Interventions for weight reduction in obesity to improve survival in women with endometrial cancer.Cochrane Database Syst Rev. 2018 02 01; 2:CD012513.CD
Diagnoses of endometrial cancer are increasing secondary to the rising prevalence of obesity. Obesity plays an important role in promoting the development of endometrial cancer, by inducing a state of unopposed oestrogen excess, insulin resistance and inflammation. It also affects treatment, increasing the risk of surgical complications and the complexity of radiotherapy planning, and may additionally impact on subsequent survival. Weight-loss interventions have been associated with improvements in breast and colorectal cancer-specific survival as well as a reduction in the risk of cardiovascular disease, a frequent cause of death in endometrial cancer survivors.
To determine the impact of weight-loss interventions, in addition to standard management of endometrial cancer, on overall survival and the frequency of adverse events.Secondary objectives include an assessment of weight-loss interventions on endometrial cancer-specific survival, weight loss achieved, cardiovascular event frequency and quality of life both overall and stratified according to patient body mass index (BMI), where possible.
This review searched Cochrane Central Register of Controlled Trials, MEDLINE, Embase and reference lists of articles, trial registries, and international gynaecological oncology conference abstracts from inception to January 2018.
Randomised controlled trials (RCTs) of interventions to facilitate weight loss in overweight or obese women undergoing treatment for, or previously treated for, endometrial cancer were selected.
DATA COLLECTION AND ANALYSIS
Two review authors independently selected studies, assessed trial quality, and extracted data with disagreements resolved by a third review author. Study authors were contacted to obtain missing data, including details of any adverse events.

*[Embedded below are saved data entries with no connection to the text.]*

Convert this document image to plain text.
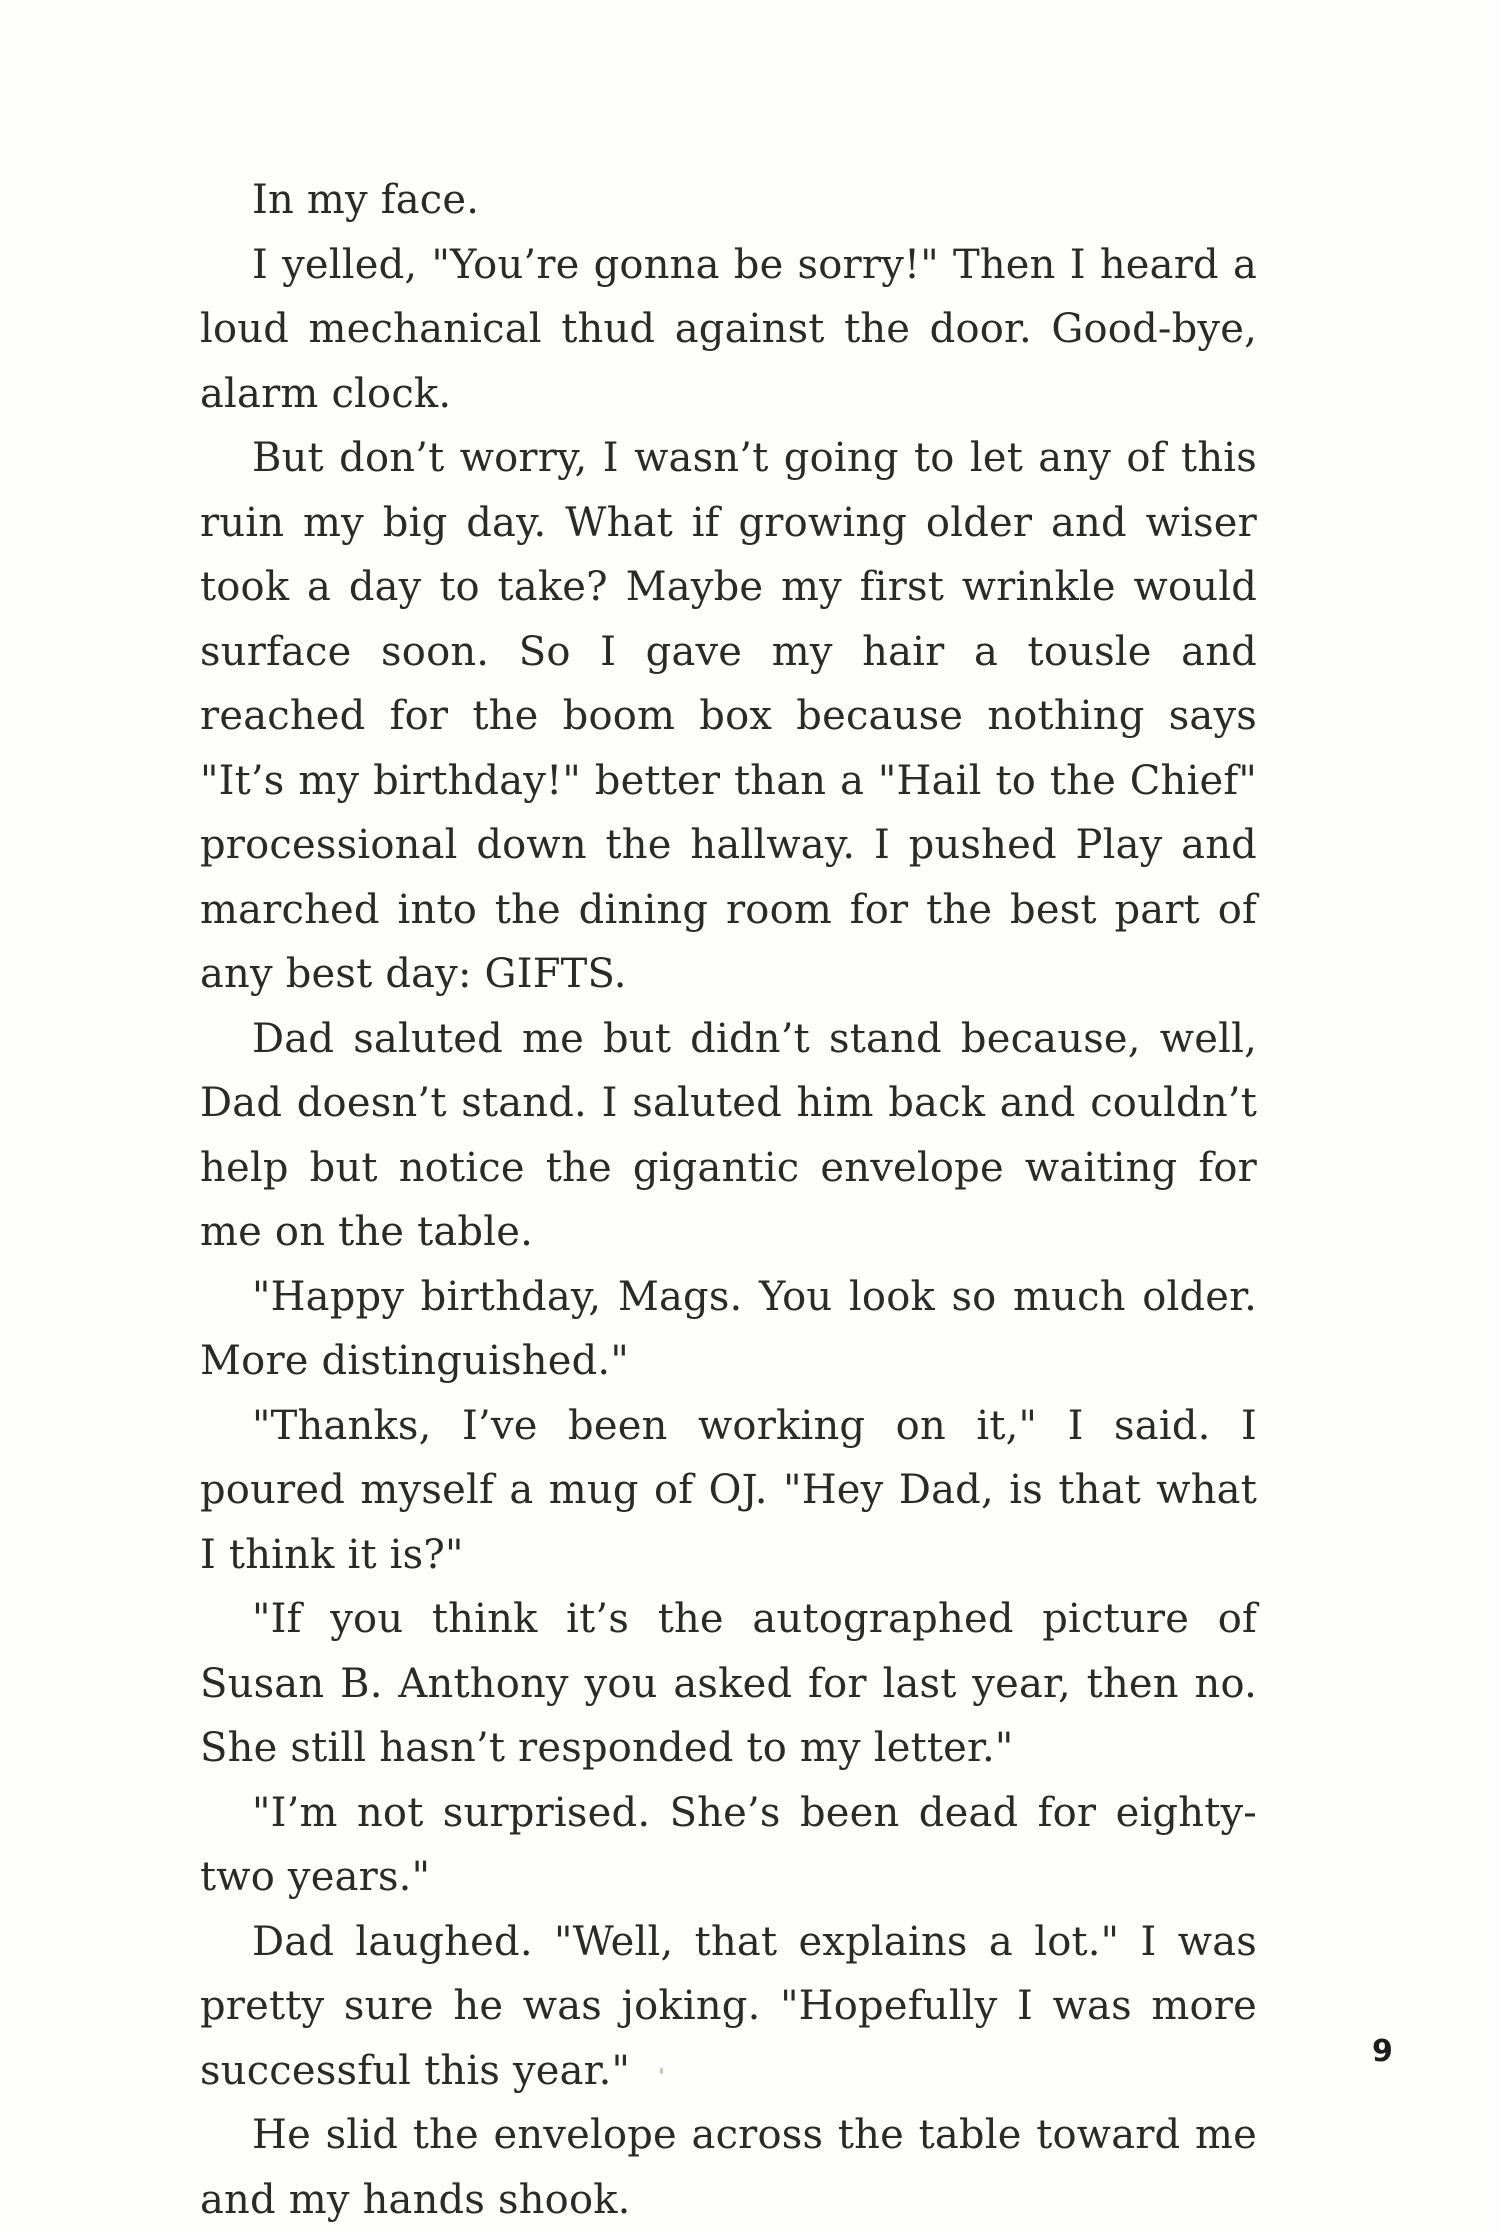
In my face.

I yelled, "You’re gonna be sorry!" Then I heard a loud mechanical thud against the door. Good-bye, alarm clock.

But don’t worry, I wasn’t going to let any of this ruin my big day. What if growing older and wiser took a day to take? Maybe my first wrinkle would surface soon. So I gave my hair a tousle and reached for the boom box because nothing says "It’s my birthday!" better than a "Hail to the Chief" processional down the hallway. I pushed Play and marched into the dining room for the best part of any best day: GIFTS.

Dad saluted me but didn’t stand because, well, Dad doesn’t stand. I saluted him back and couldn’t help but notice the gigantic envelope waiting for me on the table.

"Happy birthday, Mags. You look so much older. More distinguished."

"Thanks, I’ve been working on it," I said. I poured myself a mug of OJ. "Hey Dad, is that what I think it is?"

"If you think it’s the autographed picture of Susan B. Anthony you asked for last year, then no. She still hasn’t responded to my letter."

"I’m not surprised. She’s been dead for eighty-two years."

Dad laughed. "Well, that explains a lot." I was pretty sure he was joking. "Hopefully I was more successful this year."

He slid the envelope across the table toward me and my hands shook.

9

We included three RCTs in the review, randomising a total of 161 overweight and obese women with endometrial cancer. All studies compared combined behavioural and lifestyle interventions to facilitate weight loss through dietary modification and increased physical activity. The included RCTs were of low or very low quality, due to high risk of bias by failing to blind participants, personnel and outcome assessors, and significant loss to follow-up (attrition rate up to 29%).Combined behaviour and lifestyle interventions were not associated with improved overall survival (risk ratio (RR mortality), 0.23 95% confidence interval (CI) 0.01 to 4.55, P = 0.34, one RCT, 37 participants; very low-certainty evidence) compared with usual care at 24 months. There was no evidence that such interventions were associated with improvements in cancer-specific survival or cardiovascular event frequency as no cancer-related deaths, myocardial infarctions or strokes were reported in the included studies. None of the included RCTs reported data for the outcome of recurrence-free survival. Combined behaviour and lifestyle interventions were not associated with significant weight loss at either six months (mean difference (MD) -1.88 kg, 95% CI -5.98 to 2.21 kg, P = 0.37, three RCTs, 131 participants, I2= 0%; low-certainty evidenc e)or 12 months (MD -8.98 kg, 95% CI -19.88 to 1.92 kg, P = 0.11, two RCTs, 91 participants, I2= 0%; very low-certainty evidence) when compared with usual care. Combined behaviour and lifestyle interventions were not associated with increased quality of life, when measured using either the SF-12 Physical Health questionnaire or FACT-G at six months (FACT-G MD 2.51, 95% CI -5.61 to 10.64, P = 0.54, two RCTs, 95 participants, I2= 83%; very low-certainty evidence), or by FACT-G alone at 12 months (MD 2.77, 95% CI -0.65 to 6.20, P = 0.11, two RCTs, 89 participants, I2= 0%; very low-certainty evidence) when compared with usual care. No serious adverse events, for example hospitalisation or deaths, were reported in included trials. Lifestyle and behavioural interventions were associated with a higher risk of musculoskeletal symptoms (RR 19.03, 95% CI 1.17, 310.52, P = 0.04, two RCTs, 91 participants; low-certainty evidence).